As FIRE reported last year, the November 18, 2015, defunding vote came two days after The Koala published an article mocking the concepts of safe spaces and trigger warnings. After receiving numerous student complaints about the paper, Vice Chancellor of Student Affairs Juan Gonzalez attended a meeting of the UCSD Associated Students Council to read into the record a statement by high-ranking university officials condemning The Koala’s “offensive and hurtful language.”
The Council voted on print media funding at the same meeting. As a reporter for UCSD’s independent student newspaper, The Guardian, wrote at the time, council members “explained that since Council cannot selectively discriminate against one publication (the Koala) without infringing upon First Amendment rights, Council should defund all publications currently receiving money from student fees.” However, Associated Students Council President Dominick Suvonnasupa later claimed that the defunding did not target the satirical paper, telling the The San Diego Union-Tribune that “the vote was not about The Koala, but was only about addressing the most efficient use of student funds.”

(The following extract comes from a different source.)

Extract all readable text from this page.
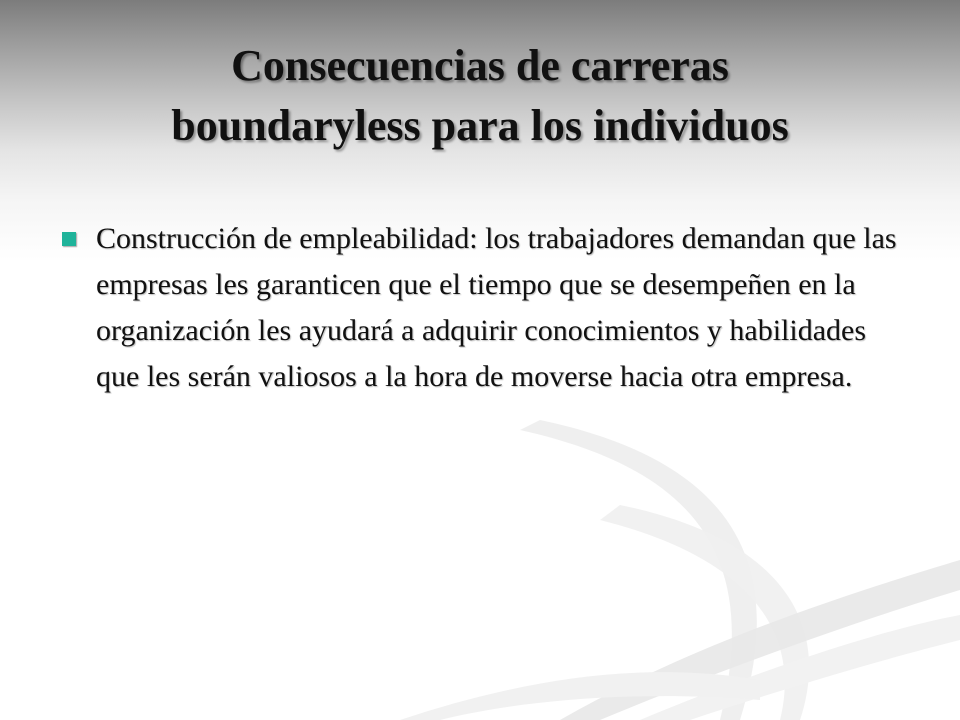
Consecuencias de carreras
boundaryless para los individuos
Construcción de empleabilidad: los trabajadores demandan que las empresas les garanticen que el tiempo que se desempeñen en la organización les ayudará a adquirir conocimientos y habilidades que les serán valiosos a la hora de moverse hacia otra empresa.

In its decision, the U.S. District Court for the Southern District of California rejected The Koala’s claims that student government and university officials violated its First Amendment rights by ending student print media funding. Though the court acknowledged that it would be impermissible for university actors to eliminate funding for viewpoint-based reasons, it rejected The Koala’s argument that it was singled out based on its viewpoint because funding for print media was cut to all student organizations. As the court reasoned, “Plaintiff fails to cite legal authorities where the motivation, and not the conduct, of some government actors (the Senate of Associated Students) is determinative on First Amendment issues in context of a limited public forum.”
Under this outcome, it is difficult to imagine how a party might properly allege a claim of viewpoint discrimination in a student fee funding decision if there exists any content- and viewpoint-neutral justification upon which a government actor can hang its hat, whether or not that justification is a pretext for discriminatory motivations.
In a footnote, the court commented on the lack of evidence that the defunding impacted The Koala’s digital publication or that print media was important to disseminating its message to a digitally-savvy student body. As the court’s decision relied on an allegedly neutral funding decision, these comments are concerning in that they pose somewhat of a red herring. If the student government indeed made a content- and viewpoint-neutral decision to end funding for print media for all organizations, it does not matter how the decision impacted The Koala individually. If the decision was instead an attempt to target The Koala for censorship, viewpoint discrimination can’t be justified by the existence of alternative channels of communication alone.
Despite its disappointing ruling, the court gave The Koala leave to amend its complaint, giving the plaintiff an opportunity to restate its claims and allegations in response to the court’s reasoning. We will certainly keep an eye on this important case as it develops.